Interesting model 3.6x smaller and 4x faster based on m2m 1.2B

dingedi · January 15, 2023, 7:02am

pierotofy · January 15, 2023, 4:31pm

Link to paper: https://arxiv.org/pdf/2210.11621.pdf

Side question: are there benchmarks of the BLEU scores for current argos models?

dingedi · January 15, 2023, 7:15pm

I don’t think so but I was thinking about it. it would be necessary to benchmark all argos models to be able to compare with other models.

Jourdelune · January 15, 2023, 9:18pm

I have tried to export the model to ctranslate2 but I can’t manage with the tokenizer.

dingedi · January 15, 2023, 9:25pm

I also didn’t manage to use it with argos, it looks like you have to use their script to tokenize

Jourdelune · January 15, 2023, 9:52pm

I have tried:

# wget https://huggingface.co/alirezamsh/small100/raw/main/tokenization_small100.py
# ct2-transformers-converter --model alirezamsh/small100 --output_dir model
from tokenization_small100 import SMALL100Tokenizer
import ctranslate2


translator = ctranslate2.Translator("model")
tokenizer = SMALL100Tokenizer.from_pretrained("alirezamsh/small100")
tokenizer.src_lang = "en"

source = tokenizer.convert_ids_to_tokens(tokenizer.encode("Hello world, it's a small test"))
target_prefix = [tokenizer.lang_code_to_token["fr"]]
results = translator.translate_batch([source], target_prefix=[target_prefix])
target = results[0].hypotheses[0][1:]

print(tokenizer.decode(tokenizer.convert_tokens_to_ids(target)))

but the model return “ku на, it’s a small test” xD

argosopentech · January 15, 2023, 11:02pm

Here are some links for BLEU scores:

In general I think it can be difficult to compare scores unless your both using the same test andl language. We could try comparing Argos Translate Sacrebleu scores to other models for languages Sacrebleu supports.

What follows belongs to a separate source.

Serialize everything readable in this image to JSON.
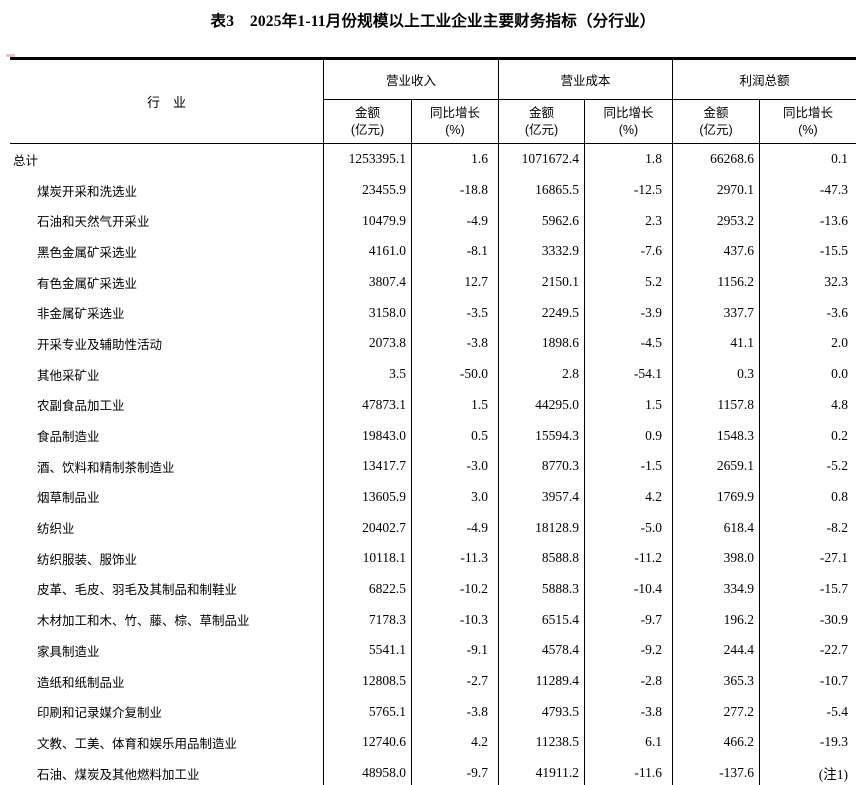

dingedi · January 16, 2023, 9:55am

yes, it can also be interesting to compare an old to a new model.

dingedi · January 17, 2023, 11:28am

it may be a problem with ctranslate2 or a bad use of the model.
but if already with ctranslate2 it doesn’t work it won’t work with argos

I didn’t look any further but I couldn’t get it to work either just by replacing the m2m model, there must be some other adjustment to make.
it would be good to succeed in making it work because if it offers the same results as m2m but being 3x smaller and 4x faster, it’s super interesting.

dingedi · January 20, 2023, 1:38pm

argosopentech · January 21, 2023, 11:53pm

Interesting, good to see it works. I don’t think this would be a good candidate for including in Argos Translate. I’m planning to stick with the SentencePiece tokenizer and don’t want to include a bunch of custom tokenizers. I think SentencePiece is the most popular tokenization library so there will probably be plenty of models coming out that support it. I’m also looking into training my own custom Argos Translate multilingual models too where compatibility wouldn’t be an issue.